Exercise \(\PageIndex{3}\)
Use the relevant version of L'Hospital's rule to compute each of the following limits.
- \(\displaystyle \lim _{x \rightarrow \infty} \frac{3 x^{2}+2 x+7}{4 x^{2}-6 x+1}\).
- \(\displaystyle \lim _{x \rightarrow 0^{+}} \frac{-\ln x}{\cot x}\).
- \(\displaystyle \lim _{x \rightarrow \infty} \frac{\frac{\pi}{2}-\arctan x}{\ln \left(1+\frac{1}{x}\right)}\).
- \(\displaystyle \lim _{x \rightarrow \infty} \sqrt{x} e^{-x}\). (Hint: first rewrite as a quotient.)
Exercise \(\PageIndex{4}\)
Prove that the following functions are differentiable at \(1\) and \(-1\).
- \(f(x)=\left\{\begin{array}{ll}
x^{2} e^{-x^{2}}, & \text { if }|x| \leq 1 \text {;}\\
\frac{1}{e}, & \text { if }|x|>1 \text {.}
\end{array}\right.\) - \(f(x)=\left\{\begin{array}{ll}
\arctan x, & \text { if }|x| \leq 1 \text {;}\\
\frac{\pi}{4} \operatorname{sign} x+\frac{x-1}{2}, & \text { if }|x|>1 \text {.}
\end{array}\right.\)
Exercise \(\PageIndex{5}\)
Let \(P(x)\) be a polynomial.

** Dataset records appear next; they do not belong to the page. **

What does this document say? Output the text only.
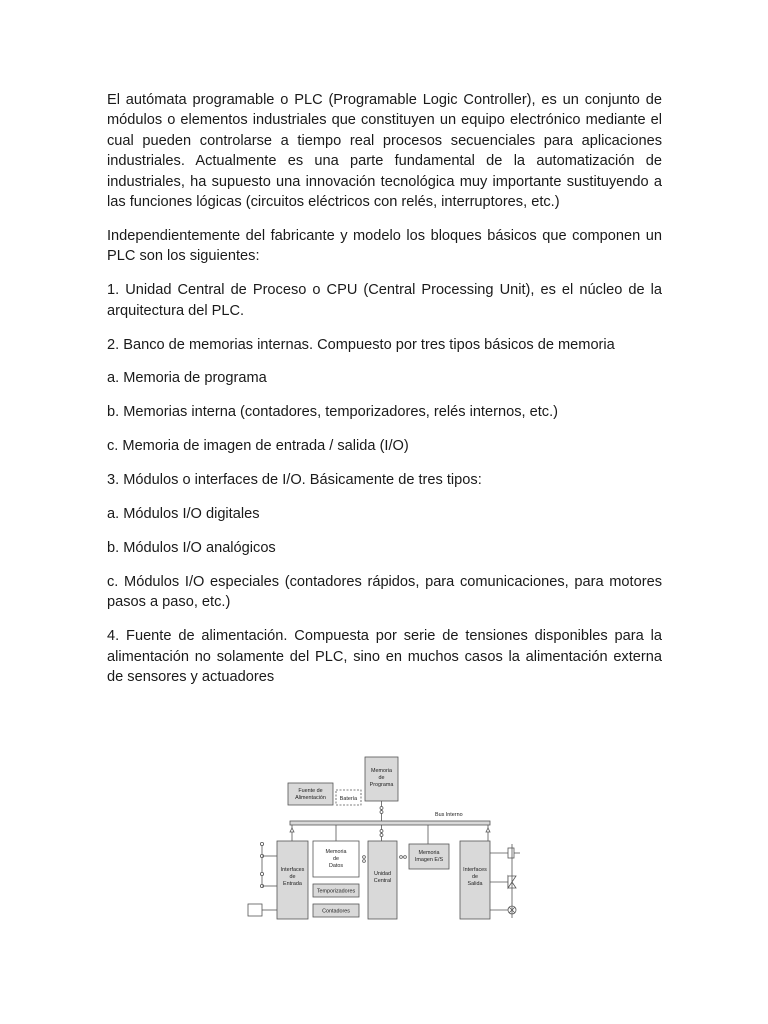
El autómata programable o PLC (Programable Logic Controller), es un conjunto de módulos o elementos industriales que constituyen un equipo electrónico mediante el cual pueden controlarse a tiempo real procesos secuenciales para aplicaciones industriales. Actualmente es una parte fundamental de la automatización de industriales, ha supuesto una innovación tecnológica muy importante sustituyendo a las funciones lógicas (circuitos eléctricos con relés, interruptores, etc.)

Independientemente del fabricante y modelo los bloques básicos que componen un PLC son los siguientes:

1. Unidad Central de Proceso o CPU (Central Processing Unit), es el núcleo de la arquitectura del PLC.

2. Banco de memorias internas. Compuesto por tres tipos básicos de memoria

a. Memoria de programa

b. Memorias interna (contadores, temporizadores, relés internos, etc.)

c. Memoria de imagen de entrada / salida (I/O)

3. Módulos o interfaces de I/O. Básicamente de tres tipos:

a. Módulos I/O digitales

b. Módulos I/O analógicos

c. Módulos I/O especiales (contadores rápidos, para comunicaciones, para motores pasos a paso, etc.)

4. Fuente de alimentación. Compuesta por serie de tensiones disponibles para la alimentación no solamente del PLC, sino en muchos casos la alimentación externa de sensores y actuadores

Memoria
de
Programa
Fuente de
Alimentación	Batería
Bus Interno
Interfaces
de
Entrada
Memoria
de
Datos
Temporizadores
Contadores
Unidad
Central
Memoria
Imagen E/S
Interfaces
de
Salida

Prove that \[\displaystyle \lim _{x \rightarrow \infty} P(x) e^{-x}=0 . \nonumber\]
Exercise \(\PageIndex{6}\)
Consider the function
\[f(x)=\left\{\begin{array}{ll}
e^{-\frac{1}{x^{2}}}, & \text { if } x \neq 0 \text {;}\\
0, & \text { if } x=0 \text {.}
\end{array}\right.\]
Prove that \(f \in C^{n}(\mathbb{R})\) for every \(n \in \mathbb{N}\).